Success in realizing the diverse anticipated benefits of nanotechnology—literally, from cures for cancer to cheap, clean energy—is not assured. For nanotechnology to flourish, the United States must develop the risk management tools and oversight approaches that enable responsible development, encourage commercialization, and earn the trust of consumers worldwide. In nanotechnology, we find an unprecedented opportunity to do things differently, to develop a social contract between the public and the scientific community that is built on openness and trust. This is a policy and leadership challenge of utmost importance.

Since the Project on Emerging Nanotechnologies began in April 2005, we have become one of the most widely recognized national and international forums for raising and addressing scientific, policy, and foresight issues spawned by this fast emerging and diversifying area of technology. Our partnership with the Wilson Center and The Pew Charitable Trusts has been an inclusive undertaking, engaging government, business, nongovernmental organizations, and the public in a constructive policy debate over safe and sustainable nanotechnologies.
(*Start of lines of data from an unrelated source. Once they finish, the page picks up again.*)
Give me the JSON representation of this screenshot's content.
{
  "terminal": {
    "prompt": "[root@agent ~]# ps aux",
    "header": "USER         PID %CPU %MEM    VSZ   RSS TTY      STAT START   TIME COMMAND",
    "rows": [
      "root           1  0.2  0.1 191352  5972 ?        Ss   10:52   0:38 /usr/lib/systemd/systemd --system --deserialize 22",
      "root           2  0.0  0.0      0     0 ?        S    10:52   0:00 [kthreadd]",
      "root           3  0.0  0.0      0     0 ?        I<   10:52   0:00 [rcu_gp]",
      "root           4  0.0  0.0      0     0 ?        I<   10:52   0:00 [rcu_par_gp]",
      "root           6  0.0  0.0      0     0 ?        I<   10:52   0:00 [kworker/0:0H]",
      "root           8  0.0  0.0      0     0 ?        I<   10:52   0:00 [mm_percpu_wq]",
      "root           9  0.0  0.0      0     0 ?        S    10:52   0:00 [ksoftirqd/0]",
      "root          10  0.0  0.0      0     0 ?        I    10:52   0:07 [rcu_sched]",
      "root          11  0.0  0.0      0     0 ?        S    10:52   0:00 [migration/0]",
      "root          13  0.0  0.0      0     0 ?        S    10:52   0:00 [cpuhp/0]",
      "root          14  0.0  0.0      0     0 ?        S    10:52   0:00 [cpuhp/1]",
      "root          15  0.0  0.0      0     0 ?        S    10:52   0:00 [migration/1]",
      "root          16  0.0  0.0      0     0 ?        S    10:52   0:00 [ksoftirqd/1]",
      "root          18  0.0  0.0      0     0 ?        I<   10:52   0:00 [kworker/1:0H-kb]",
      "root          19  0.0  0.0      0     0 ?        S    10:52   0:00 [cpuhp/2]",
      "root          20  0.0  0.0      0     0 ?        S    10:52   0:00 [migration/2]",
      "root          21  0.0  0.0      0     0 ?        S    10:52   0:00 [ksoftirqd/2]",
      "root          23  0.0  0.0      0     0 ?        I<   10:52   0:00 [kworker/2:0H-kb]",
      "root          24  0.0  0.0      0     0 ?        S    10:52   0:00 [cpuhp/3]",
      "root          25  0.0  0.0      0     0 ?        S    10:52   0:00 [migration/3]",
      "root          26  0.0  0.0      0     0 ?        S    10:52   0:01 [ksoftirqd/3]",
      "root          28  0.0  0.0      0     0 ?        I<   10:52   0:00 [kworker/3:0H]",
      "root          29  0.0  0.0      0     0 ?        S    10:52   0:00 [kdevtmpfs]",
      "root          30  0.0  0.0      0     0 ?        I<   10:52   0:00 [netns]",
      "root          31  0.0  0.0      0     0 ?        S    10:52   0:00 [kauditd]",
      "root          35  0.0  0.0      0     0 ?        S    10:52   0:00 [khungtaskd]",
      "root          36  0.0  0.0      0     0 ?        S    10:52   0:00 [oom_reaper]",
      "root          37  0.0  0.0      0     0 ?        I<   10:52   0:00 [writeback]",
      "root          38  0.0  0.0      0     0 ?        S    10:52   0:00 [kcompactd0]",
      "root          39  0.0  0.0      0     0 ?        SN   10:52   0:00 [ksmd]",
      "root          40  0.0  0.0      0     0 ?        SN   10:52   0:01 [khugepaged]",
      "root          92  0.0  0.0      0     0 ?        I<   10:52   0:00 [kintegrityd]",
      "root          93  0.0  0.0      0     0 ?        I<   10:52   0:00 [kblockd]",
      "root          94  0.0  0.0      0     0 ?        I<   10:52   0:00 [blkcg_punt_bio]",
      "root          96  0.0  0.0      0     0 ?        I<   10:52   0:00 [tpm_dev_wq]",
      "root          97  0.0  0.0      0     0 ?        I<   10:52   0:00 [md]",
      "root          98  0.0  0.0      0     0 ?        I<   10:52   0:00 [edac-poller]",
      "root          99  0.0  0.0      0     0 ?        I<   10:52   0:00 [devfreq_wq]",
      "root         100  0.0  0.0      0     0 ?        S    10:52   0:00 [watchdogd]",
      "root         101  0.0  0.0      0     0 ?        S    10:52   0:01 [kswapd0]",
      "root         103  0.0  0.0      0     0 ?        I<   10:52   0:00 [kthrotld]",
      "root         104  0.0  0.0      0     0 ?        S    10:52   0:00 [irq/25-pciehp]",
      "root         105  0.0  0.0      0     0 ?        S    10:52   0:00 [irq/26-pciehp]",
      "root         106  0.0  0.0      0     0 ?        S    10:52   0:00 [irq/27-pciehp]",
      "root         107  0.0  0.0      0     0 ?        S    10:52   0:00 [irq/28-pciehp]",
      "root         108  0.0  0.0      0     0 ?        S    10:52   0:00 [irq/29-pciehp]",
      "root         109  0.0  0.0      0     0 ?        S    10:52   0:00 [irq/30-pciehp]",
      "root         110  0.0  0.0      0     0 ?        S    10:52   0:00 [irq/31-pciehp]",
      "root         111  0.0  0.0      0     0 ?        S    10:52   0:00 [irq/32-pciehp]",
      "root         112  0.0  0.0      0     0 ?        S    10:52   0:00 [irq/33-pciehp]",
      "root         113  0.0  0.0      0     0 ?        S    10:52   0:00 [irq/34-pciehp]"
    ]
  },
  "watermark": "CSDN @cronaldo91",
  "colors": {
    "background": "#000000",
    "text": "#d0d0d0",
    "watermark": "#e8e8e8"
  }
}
This report reviews the Project’s major activities, key contributions, and most significant impacts over its first two years. Our primary goal has been to facilitate dialogue, cooperation, and sound decision-making in a complex and fast-changing technological landscape. Nanotechnology has the potential to deliver wave after wave of opportunity for much of this new century. However, policy and organizational decisions made in both the public and private sectors over the next several years will largely set the course for nanotechnology commercialization. These will determine how wisely and how fully our nation, our world, and our planet will realize nanotechnology’s enormous promise and how successfully we will minimize its risks and avert unintended negative consequences.